Thursday 13 May 2021 – 13:00 BST

Join via Zoom
Meeting ID: 915 2023 3134 | Passcode: 296251


Under typical viewing conditions, humans effortlessly recognize materials and infer their properties at a glance. Without touching materials, we can usually tell what they would feel like, and we enjoy vivid visual intuitions about how they are likely to respond if we interact with them. These achievements are impressive because the retinal image of a material results from extremely complex physical processes (e.g., sub-surface light transport; visco-elastic fluid flow). Due to their extreme diversity, mutability and complexity, materials represent a particularly challenging class of visual stimuli, so understanding how we recognize materials, estimate their properties, predict their behaviour, and interact with them could give us more general insights into visual processing. What is ‘material appearance’, and how do we measure it and model it? How are material properties estimated and represented? Discussing these questions causes us to scrutinize the basic assumptions of ‘inverse optics’ that prevail in theories of human vision, and leads us to suggest that unsupervised learning may explain aspects of how the brain infers and represents material properties.

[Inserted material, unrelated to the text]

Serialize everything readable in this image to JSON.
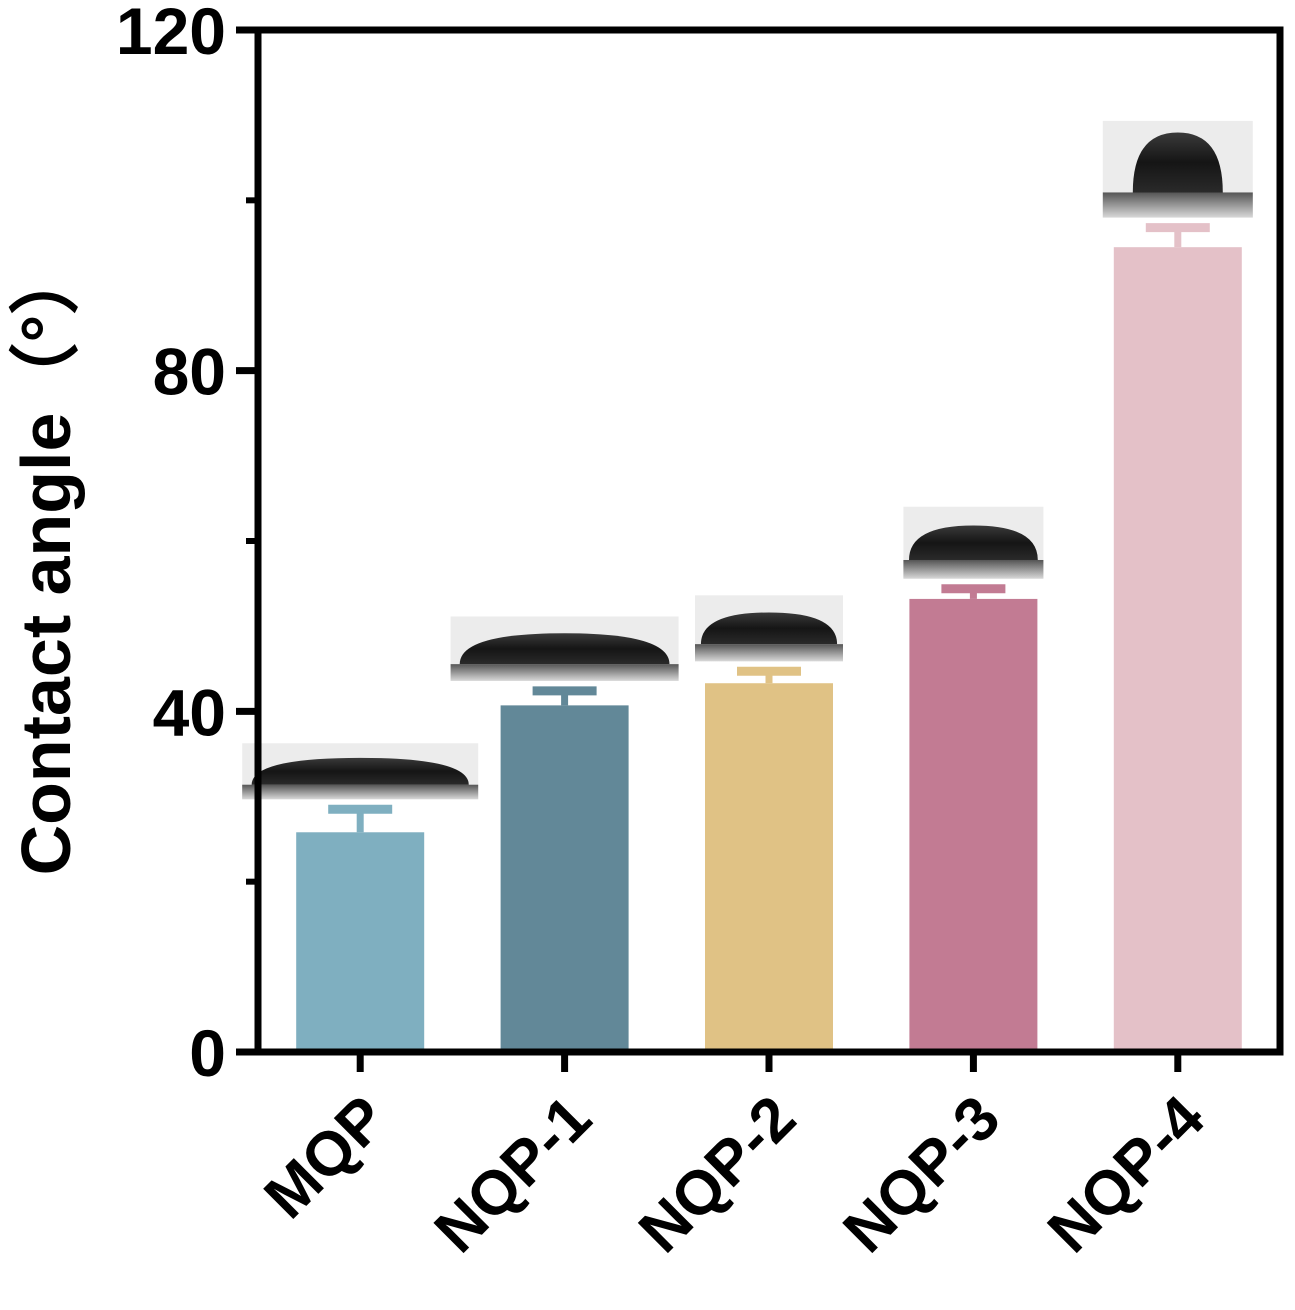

  Consistent with this idea, I will present some recent work in which we show that an unsupervised network trained on images of surfaces spontaneously learns to disentangle reflectance, lighting and shape.  More importantly, we find that the network not only predicts the broad successes of human gloss perception, but also the specific pattern of errors that humans exhibit on an image-by-image basis.  These findings should hopefully be of interest to psychologists, neuroscientists, philosophers and AI / machine learning researchers.